Re: [Psidev-ms-dev] MANIFESTO TIME! (was RE: more is_a vs. part_of errors?)

SourceForge Headquarters 225 Broadway Suite 1600 San Diego, CA 92101 +1 (858) 422-6466

Hi Matt,

>> CV is organized by accession numbers, which are unique, whereas the
schema is organized by element names, which are usually unique but not
always.

Right, but I propose to use XSD value restriction syntax to associate each
element with a unique accession number.  The schema can declare things like
"a 'foo' element will always have an attribute named 'accession' which has
exactly one legal value 'MS:12345', and a 'bar' element will always have an
attribute named 'accession' which has exactly one legal value 'MS:54321'".
Throw in the inheritance mechanisms of W3C schema and even if you wound up
with two elements with the same name (in different branches of the
inheritance tree, of course) they'd still be instantly uniquely identifiable
by the value given in the accession attribute, and a validating parser could
automagically intercept bogus accession numbers.  Let's imagine an element
"foo" with a subelement "crunchyCoating", and another element "bar" that
also, as it happens, has a subelement named "crunchyCoating".  Because we
have assigned each element a unique accession number and used XSD
restriction to enforce it, we can take an element instance completely out of
context: 

<crunchyCoating accession="MS:1000321" 12.5/>

and still understand it even though it looks unlike this other one taken out
of context:

<crunchyCoating accession="MS:1000777" "My cat's breath smells like cat
food."/>

Moving over to our CV (or schema) we can learn that MS:1000321 is defined as
"Snell hardness of candy bar outer layer" and MS:10007777 is defined as
"Ralph Wiggum quote".

In practice, I'd probably want to declare the accession attribute optional
since for most applications it's just a waste of bytes (can be derived from
context+schema), but for the deeply paranoid it can be there explicitly.

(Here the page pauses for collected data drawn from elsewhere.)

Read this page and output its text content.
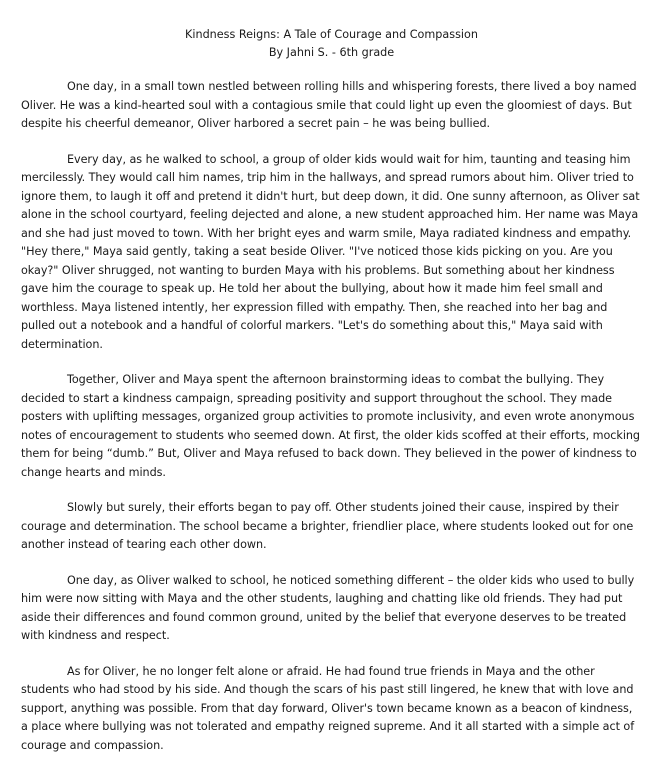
Kindness Reigns: A Tale of Courage and Compassion
By Jahni S. - 6th grade

One day, in a small town nestled between rolling hills and whispering forests, there lived a boy named Oliver. He was a kind-hearted soul with a contagious smile that could light up even the gloomiest of days. But despite his cheerful demeanor, Oliver harbored a secret pain – he was being bullied.

Every day, as he walked to school, a group of older kids would wait for him, taunting and teasing him mercilessly. They would call him names, trip him in the hallways, and spread rumors about him. Oliver tried to ignore them, to laugh it off and pretend it didn't hurt, but deep down, it did. One sunny afternoon, as Oliver sat alone in the school courtyard, feeling dejected and alone, a new student approached him. Her name was Maya and she had just moved to town. With her bright eyes and warm smile, Maya radiated kindness and empathy. "Hey there," Maya said gently, taking a seat beside Oliver. "I've noticed those kids picking on you. Are you okay?" Oliver shrugged, not wanting to burden Maya with his problems. But something about her kindness gave him the courage to speak up. He told her about the bullying, about how it made him feel small and worthless. Maya listened intently, her expression filled with empathy. Then, she reached into her bag and pulled out a notebook and a handful of colorful markers. "Let's do something about this," Maya said with determination.

Together, Oliver and Maya spent the afternoon brainstorming ideas to combat the bullying. They decided to start a kindness campaign, spreading positivity and support throughout the school. They made posters with uplifting messages, organized group activities to promote inclusivity, and even wrote anonymous notes of encouragement to students who seemed down. At first, the older kids scoffed at their efforts, mocking them for being “dumb.” But, Oliver and Maya refused to back down. They believed in the power of kindness to change hearts and minds.

Slowly but surely, their efforts began to pay off. Other students joined their cause, inspired by their courage and determination. The school became a brighter, friendlier place, where students looked out for one another instead of tearing each other down.

One day, as Oliver walked to school, he noticed something different – the older kids who used to bully him were now sitting with Maya and the other students, laughing and chatting like old friends. They had put aside their differences and found common ground, united by the belief that everyone deserves to be treated with kindness and respect.

As for Oliver, he no longer felt alone or afraid. He had found true friends in Maya and the other students who had stood by his side. And though the scars of his past still lingered, he knew that with love and support, anything was possible. From that day forward, Oliver's town became known as a beacon of kindness, a place where bullying was not tolerated and empathy reigned supreme. And it all started with a simple act of courage and compassion.
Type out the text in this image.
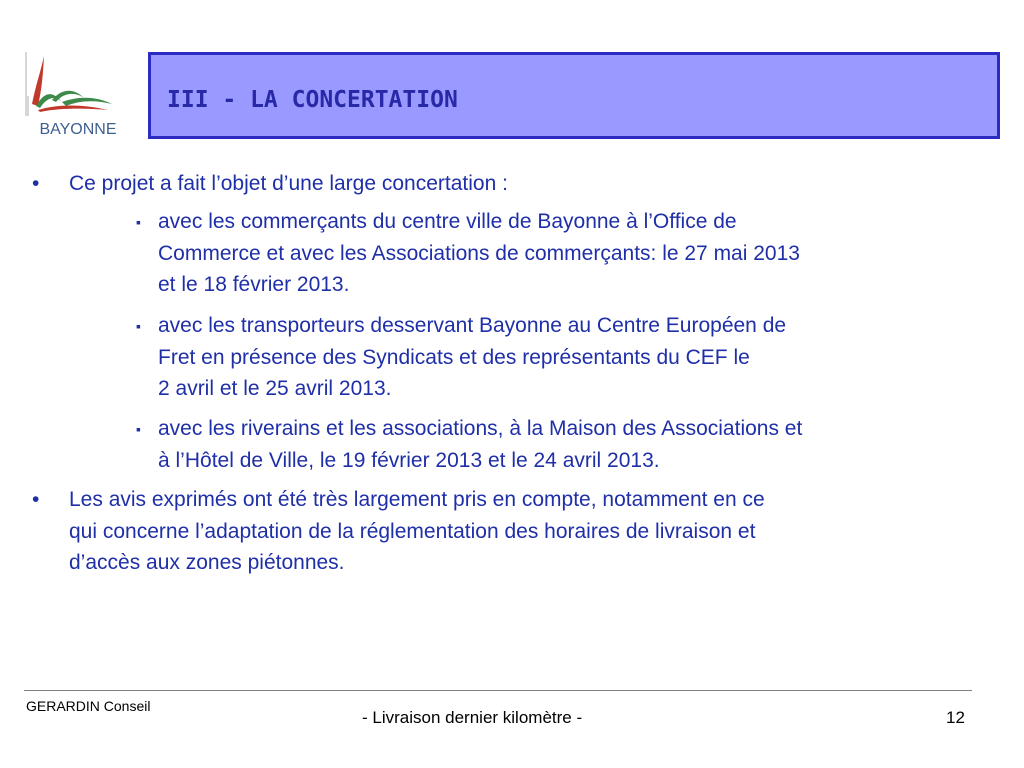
BAYONNE
III - LA CONCERTATION
• Ce projet a fait l’objet d’une large concertation :
▪ avec les commerçants du centre ville de Bayonne à l’Office de
Commerce et avec les Associations de commerçants: le 27 mai 2013
et le 18 février 2013.
▪ avec les transporteurs desservant Bayonne au Centre Européen de
Fret en présence des Syndicats et des représentants du CEF le
2 avril et le 25 avril 2013.
▪ avec les riverains et les associations, à la Maison des Associations et
à l’Hôtel de Ville, le 19 février 2013 et le 24 avril 2013.
• Les avis exprimés ont été très largement pris en compte, notamment en ce
qui concerne l’adaptation de la réglementation des horaires de livraison et
d’accès aux zones piétonnes.
GERARDIN Conseil
- Livraison dernier kilomètre -	12
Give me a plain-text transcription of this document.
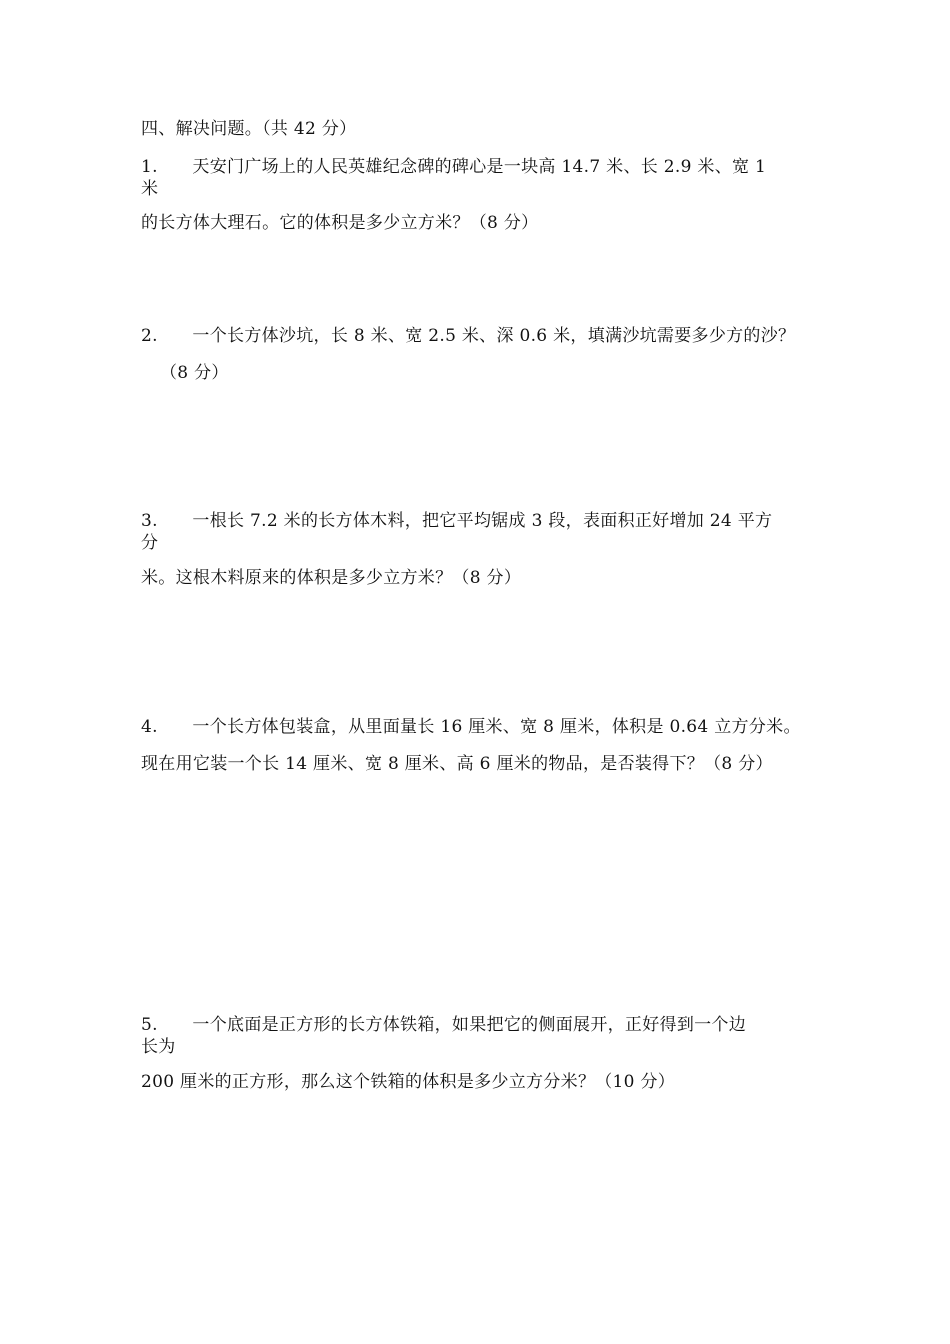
四、解决问题。（共 42 分）
1.　　天安门广场上的人民英雄纪念碑的碑心是一块高 14.7 米、长 2.9 米、宽 1
米
的长方体大理石。它的体积是多少立方米？（8 分）
2.　　一个长方体沙坑，长 8 米、宽 2.5 米、深 0.6 米，填满沙坑需要多少方的沙？
（8 分）
3.　　一根长 7.2 米的长方体木料，把它平均锯成 3 段，表面积正好增加 24 平方
分
米。这根木料原来的体积是多少立方米？（8 分）
4.　　一个长方体包装盒，从里面量长 16 厘米、宽 8 厘米，体积是 0.64 立方分米。
现在用它装一个长 14 厘米、宽 8 厘米、高 6 厘米的物品，是否装得下？（8 分）
5.　　一个底面是正方形的长方体铁箱，如果把它的侧面展开，正好得到一个边
长为
200 厘米的正方形，那么这个铁箱的体积是多少立方分米？（10 分）
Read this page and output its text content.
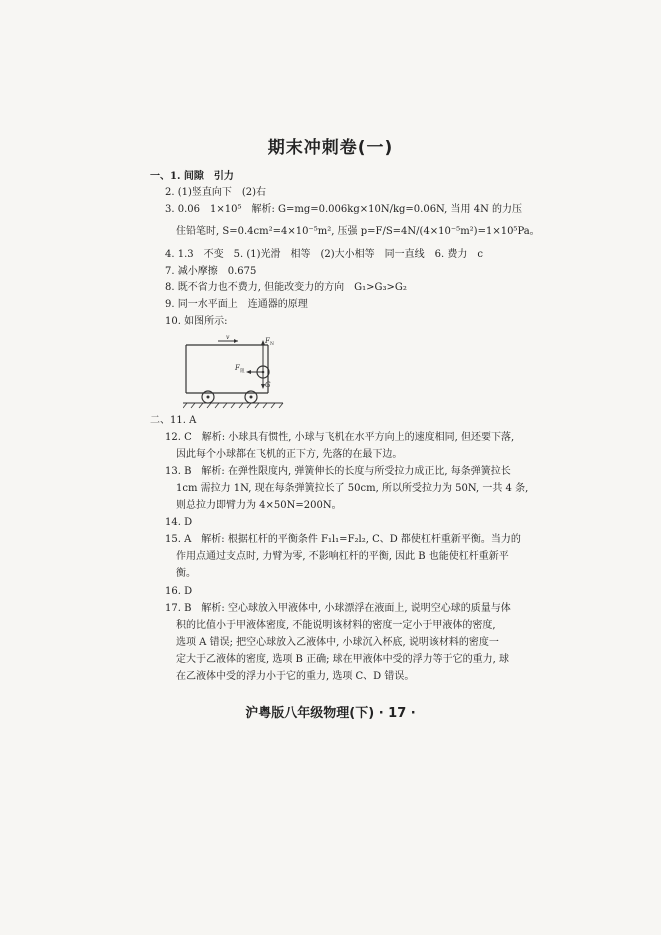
期末冲刺卷(一)
一、1. 间隙　引力
2. (1)竖直向下　(2)右
3. 0.06　1×10⁵　解析: G=mg=0.006kg×10N/kg=0.06N, 当用 4N 的力压
住铅笔时, S=0.4cm²=4×10⁻⁵m², 压强 p=F/S=4N/(4×10⁻⁵m²)=1×10⁵Pa。
4. 1.3　不变　5. (1)光滑　相等　(2)大小相等　同一直线　6. 费力　c
7. 减小摩擦　0.675
8. 既不省力也不费力, 但能改变力的方向　G₁>G₃>G₂
9. 同一水平面上　连通器的原理
10. 如图所示:
v	F N
F 阻
G
二、11. A
12. C　解析: 小球具有惯性, 小球与飞机在水平方向上的速度相同, 但还要下落,
因此每个小球都在飞机的正下方, 先落的在最下边。
13. B　解析: 在弹性限度内, 弹簧伸长的长度与所受拉力成正比, 每条弹簧拉长
1cm 需拉力 1N, 现在每条弹簧拉长了 50cm, 所以所受拉力为 50N, 一共 4 条,
则总拉力即臂力为 4×50N=200N。
14. D
15. A　解析: 根据杠杆的平衡条件 F₁l₁=F₂l₂, C、D 都使杠杆重新平衡。当力的
作用点通过支点时, 力臂为零, 不影响杠杆的平衡, 因此 B 也能使杠杆重新平
衡。
16. D
17. B　解析: 空心球放入甲液体中, 小球漂浮在液面上, 说明空心球的质量与体
积的比值小于甲液体密度, 不能说明该材料的密度一定小于甲液体的密度,
选项 A 错误; 把空心球放入乙液体中, 小球沉入杯底, 说明该材料的密度一
定大于乙液体的密度, 选项 B 正确; 球在甲液体中受的浮力等于它的重力, 球
在乙液体中受的浮力小于它的重力, 选项 C、D 错误。
沪粤版八年级物理(下) · 17 ·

>> I'd rather extend the OBO format with the features we need unless such an
extension would be prohibitively difficult to implement.

I'm sorry, that just seems insane when the whole W3C ecosystem already
exists to deal with these sorts of mundane data typing and validation
issues.  There must be better uses of our time.

>> As for changes in the parser code, are you referring to the semantic
validator or to an applied user of the format? 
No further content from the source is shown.